Since the Davis aerodrome project in Antarctica was proposed in 2018 by the Australian government, there have been continuing debates about the potential environmental costs, as well as its geopolitical implications, in light of Australia’s sovereign claims to 42% of the frozen continent and its adjacent waters. The government has stated the proposed paved runway near the Davis research station will provide “reliable year-round aviation access to Antarctica” in addition to the existing ice runway at Wilkins aerodrome, which is only suitable in summer months.
What has so far been overlooked in the discussions, however, is how adequately Australia’s environmental legal framework applies to the assessment of the environmental impact of the Davis aerodrome project. In this regard, the findings of the recent Samuel Review of the Environmental Protection and Biodiversity Conservation Act 1999 (EPBC Act), published in late 2020, provide an opportunity for new analysis.
Australia has long proclaimed itself a leader in the Antarctic Treaty System (ATS) which has governed the continent for more than six decades. An indispensable part of this claim is advocating environmental stewardship. But against the backdrop of increasing incursion on Antarctica’s biodiversity, and the alarming expansion of the human footprint, the proposed aerodrome presents a conundrum: how can Australia credibly assert its leadership in maintaining the stability of the ATS while undertaking a project that carries significant risk of unprecedented, negative environmental and ecological impact?
First, we argue that the shortcomings of the EPBC Act identified in the Samuel Review will be exacerbated in the context of managing impacts to the pristine and fragile ice-free areas of the Antarctic environment, which is the site both of human settlement and of high concentrations of biodiversity.
The shortcomings of the EPBC Act will be exacerbated in the context of managing impacts to the pristine and fragile ice-free areas of the Antarctic environment.
Given the Davis aerodrome project is within Australian Antarctic Territory (AAT), the environmental assessment ultimately falls to Australian domestic law, which extends to the AAT. The environmental assessment for the Davis aerodrome project is regulated under the dual operation of the EPBC Act and the Antarctic Treaty (Environment Protection) Act 1980, which give effect to Australia’s obligations under the Antarctic Treaty’s Protocol on Environmental Protection (aka the Madrid Protocol).
The environmental assessment phase of the Davis aerodrome project is currently underway. The relevant process began under the EPBC Act with the referral of the proposal and the declaration that it constituted a controlled action, and is therefore subject to environmental assessment. During the environmental assessment, the Comprehensive Environmental Evaluation (CEE) will be produced. The terms of reference is a pivotal document in the CEE that can set the parameters for assessment and ongoing understanding of the environmental impact of the project. Both the referral and the terms of reference are critical in terms of establishing the scope, if not necessarily the depth, of environmental assessment.
The Samuel Review has reiterated some of the systemic problems with the assessment process.
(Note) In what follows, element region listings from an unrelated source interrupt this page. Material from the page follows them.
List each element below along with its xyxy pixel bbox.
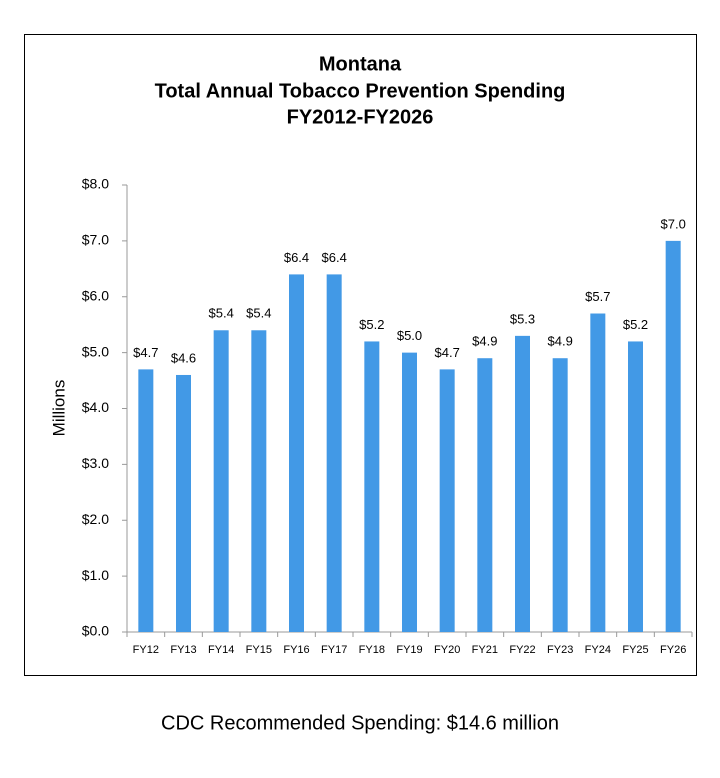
y-tick-label: $0.0 — [82, 623, 109, 639]
chart-title: FY2012-FY2026 — [287, 106, 434, 128]
bar — [439, 369, 455, 632]
value-label: $5.4 — [246, 306, 271, 321]
x-tick-label: FY13 — [170, 644, 196, 656]
chart-title: Montana — [319, 53, 402, 75]
bar — [289, 274, 304, 632]
x-tick-label: FY21 — [472, 644, 498, 656]
value-label: $7.0 — [661, 216, 686, 231]
value-label: $5.3 — [510, 311, 535, 326]
x-tick-label: FY14 — [208, 644, 234, 656]
x-tick-label: FY15 — [246, 644, 272, 656]
x-tick-label: FY17 — [321, 644, 347, 656]
y-tick-label: $8.0 — [82, 176, 109, 192]
bar — [326, 274, 342, 632]
value-label: $4.9 — [548, 334, 573, 349]
bar — [477, 358, 493, 632]
value-label: $4.7 — [435, 345, 460, 360]
y-tick-label: $7.0 — [82, 232, 109, 248]
y-axis-label: Millions — [49, 380, 68, 437]
y-tick-label: $5.0 — [82, 343, 109, 359]
bar — [665, 240, 681, 632]
bar — [590, 313, 606, 632]
x-tick-label: FY22 — [509, 644, 535, 656]
bar — [213, 330, 229, 632]
value-label: $4.6 — [171, 350, 196, 365]
x-tick-label: FY12 — [133, 644, 159, 656]
value-label: $4.9 — [472, 334, 497, 349]
chart-title: Total Annual Tobacco Prevention Spending — [155, 80, 566, 102]
x-tick-label: FY19 — [396, 644, 422, 656]
bar — [515, 335, 530, 632]
bar — [138, 369, 154, 632]
y-tick-label: $4.0 — [82, 399, 109, 415]
bar — [552, 358, 568, 632]
bar — [176, 374, 191, 632]
chart-frame — [24, 34, 697, 676]
value-label: $6.4 — [322, 250, 347, 265]
value-label: $5.2 — [623, 317, 648, 332]
y-tick-label: $3.0 — [82, 455, 109, 471]
x-tick-label: FY25 — [622, 644, 648, 656]
x-tick-label: FY23 — [547, 644, 573, 656]
x-tick-label: FY26 — [660, 644, 686, 656]
y-tick-label: $6.0 — [82, 287, 109, 303]
value-label: $5.0 — [397, 328, 422, 343]
x-tick-label: FY16 — [283, 644, 309, 656]
x-tick-label: FY18 — [359, 644, 385, 656]
bar — [402, 352, 417, 632]
bar — [628, 341, 643, 632]
y-tick-label: $1.0 — [82, 567, 109, 583]
value-label: $4.7 — [133, 345, 158, 360]
value-label: $6.4 — [284, 250, 309, 265]
note: CDC Recommended Spending: $14.6 million — [161, 712, 559, 734]
x-tick-label: FY24 — [585, 644, 611, 656]
value-label: $5.2 — [359, 317, 384, 332]
value-label: $5.7 — [585, 289, 610, 304]
bar — [364, 341, 380, 632]
y-tick-label: $2.0 — [82, 511, 109, 527]
x-tick-label: FY20 — [434, 644, 460, 656]
bar — [251, 330, 267, 632]
value-label: $5.4 — [209, 306, 234, 321]
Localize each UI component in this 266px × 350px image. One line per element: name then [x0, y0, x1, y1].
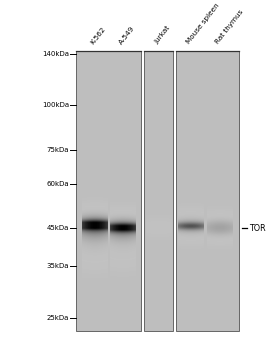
Text: 100kDa: 100kDa [42, 103, 69, 108]
Bar [76, 51, 141, 331]
Text: 45kDa: 45kDa [47, 225, 69, 231]
Text: K-562: K-562 [90, 26, 107, 46]
Text: Rat thymus: Rat thymus [215, 9, 245, 46]
Text: 25kDa: 25kDa [47, 315, 69, 321]
Text: 60kDa: 60kDa [47, 181, 69, 187]
Text: Jurkat: Jurkat [153, 25, 171, 46]
Text: TOR4A: TOR4A [249, 224, 266, 232]
Text: 140kDa: 140kDa [42, 51, 69, 57]
Text: Mouse spleen: Mouse spleen [185, 3, 221, 45]
Bar [176, 51, 239, 331]
Text: 75kDa: 75kDa [47, 147, 69, 153]
Bar [144, 51, 173, 331]
Text: A-549: A-549 [118, 25, 135, 46]
Text: 35kDa: 35kDa [47, 264, 69, 270]
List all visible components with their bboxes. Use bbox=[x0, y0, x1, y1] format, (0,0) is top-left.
There are limitations on when the assessment process is enlivened, and this does not resonate strongly with managing the effect of increasing the human footprint into ice-free areas.
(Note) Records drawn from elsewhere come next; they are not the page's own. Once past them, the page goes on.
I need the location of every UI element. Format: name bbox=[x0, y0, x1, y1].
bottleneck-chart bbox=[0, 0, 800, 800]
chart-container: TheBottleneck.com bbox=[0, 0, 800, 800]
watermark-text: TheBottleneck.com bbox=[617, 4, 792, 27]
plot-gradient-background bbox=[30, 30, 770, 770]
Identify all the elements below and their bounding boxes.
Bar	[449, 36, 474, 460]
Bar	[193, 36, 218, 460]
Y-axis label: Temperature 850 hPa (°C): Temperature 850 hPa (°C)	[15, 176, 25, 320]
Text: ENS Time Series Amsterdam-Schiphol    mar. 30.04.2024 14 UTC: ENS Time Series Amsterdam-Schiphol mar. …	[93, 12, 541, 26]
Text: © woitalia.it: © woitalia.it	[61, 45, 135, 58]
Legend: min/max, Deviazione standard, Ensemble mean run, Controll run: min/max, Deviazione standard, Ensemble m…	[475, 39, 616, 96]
Moreover, a review of both the referral and terms of reference documents published by the Australian Antarctic Division shows that the focus is on assessing potential impacts on species included under various categories of Matters of National Environmental Significance (MNES), rather than assessing the incursion on the ice-free areas in terms of habitats that represent concentrations of biodiversity. Consequently, the significance of the ice-free areas and the need for its protection is obscured.
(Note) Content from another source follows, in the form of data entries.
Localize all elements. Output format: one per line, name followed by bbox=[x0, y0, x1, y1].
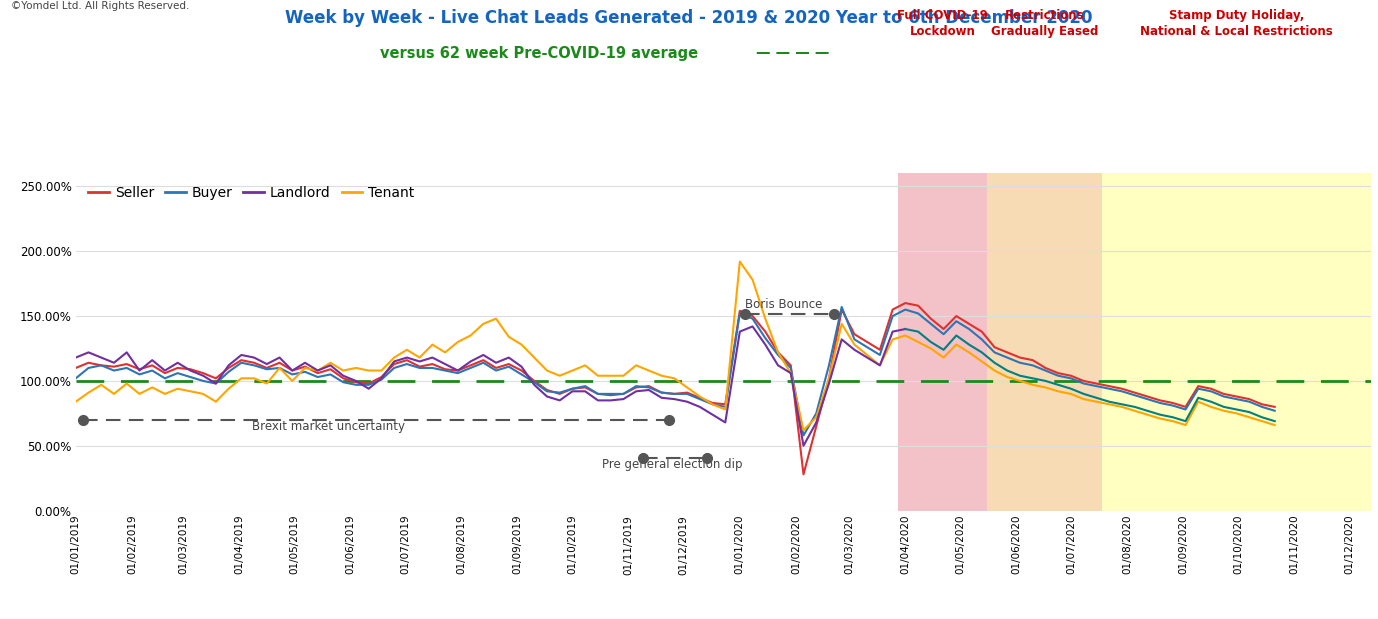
Bar bbox=[898, 173, 987, 511]
Text: versus 62 week Pre-COVID-19 average: versus 62 week Pre-COVID-19 average bbox=[380, 46, 708, 61]
Bar bbox=[987, 173, 1102, 511]
Text: Week by Week - Live Chat Leads Generated - 2019 & 2020 Year to 6th December 2020: Week by Week - Live Chat Leads Generated… bbox=[285, 9, 1093, 27]
Text: Stamp Duty Holiday,
National & Local Restrictions: Stamp Duty Holiday, National & Local Res… bbox=[1140, 9, 1333, 38]
Text: Pre general election dip: Pre general election dip bbox=[602, 458, 743, 471]
Text: — — — —: — — — — bbox=[755, 45, 830, 60]
Legend: Seller, Buyer, Landlord, Tenant: Seller, Buyer, Landlord, Tenant bbox=[83, 180, 420, 206]
Text: Brexit market uncertainty: Brexit market uncertainty bbox=[252, 420, 405, 433]
Text: ©Yomdel Ltd. All Rights Reserved.: ©Yomdel Ltd. All Rights Reserved. bbox=[11, 1, 189, 11]
Text: Restrictions
Gradually Eased: Restrictions Gradually Eased bbox=[991, 9, 1098, 38]
Bar bbox=[1102, 173, 1371, 511]
Text: Full COVID-19
Lockdown: Full COVID-19 Lockdown bbox=[897, 9, 988, 38]
Text: Boris Bounce: Boris Bounce bbox=[745, 298, 823, 311]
This emphasis points to a gap between recognising the potential impacts on relevant species and delivering environmental outcomes. In accordance with the footprint understanding of environmental affects, the proper outcome should be protection of the integrity of the ice-free areas. The lack of an outcomes focus under EPBC assessment means that the critical relationship between species and preservation of space could be overlooked.
Second, we believe applying the EPBC Act to the environmental assessment of the Davis aerodrome may unintentionally enhance China’s strategic position towards the future of the Antarctic Treaty System, rather than counterbalancing it. China has been promoting a narrative of balancing the protection and use of Antarctica since the 40th Antarctic Treaty Consultative Meeting hosted by Beijing in 2017 – shaping the environmentalism of the ATS towards sustainable use.
The geopolitical and security concerns of China’s proposed aerodrome project near Zhongshan Station within the AAT are real and undeniable. The EPBC Act, however, is legislation that aims to balance the development of land and the protection of environment in mainland Australia. Its application in the context of the Davis aerodrome would amount to the same narrative as China has proposed.
We suggest before carrying on a significant project such as the Davis aerodrome, the Australian government should improve its Antarctic-related legislation to ensure that environmental assessment is more sensitive to the unique Antarctic ecosystems. Building upon good domestic practice, Australia could then promote its best practice to be internationally recognised within the ATS. This approach would better support Australia’s Antarctic leadership in the long run.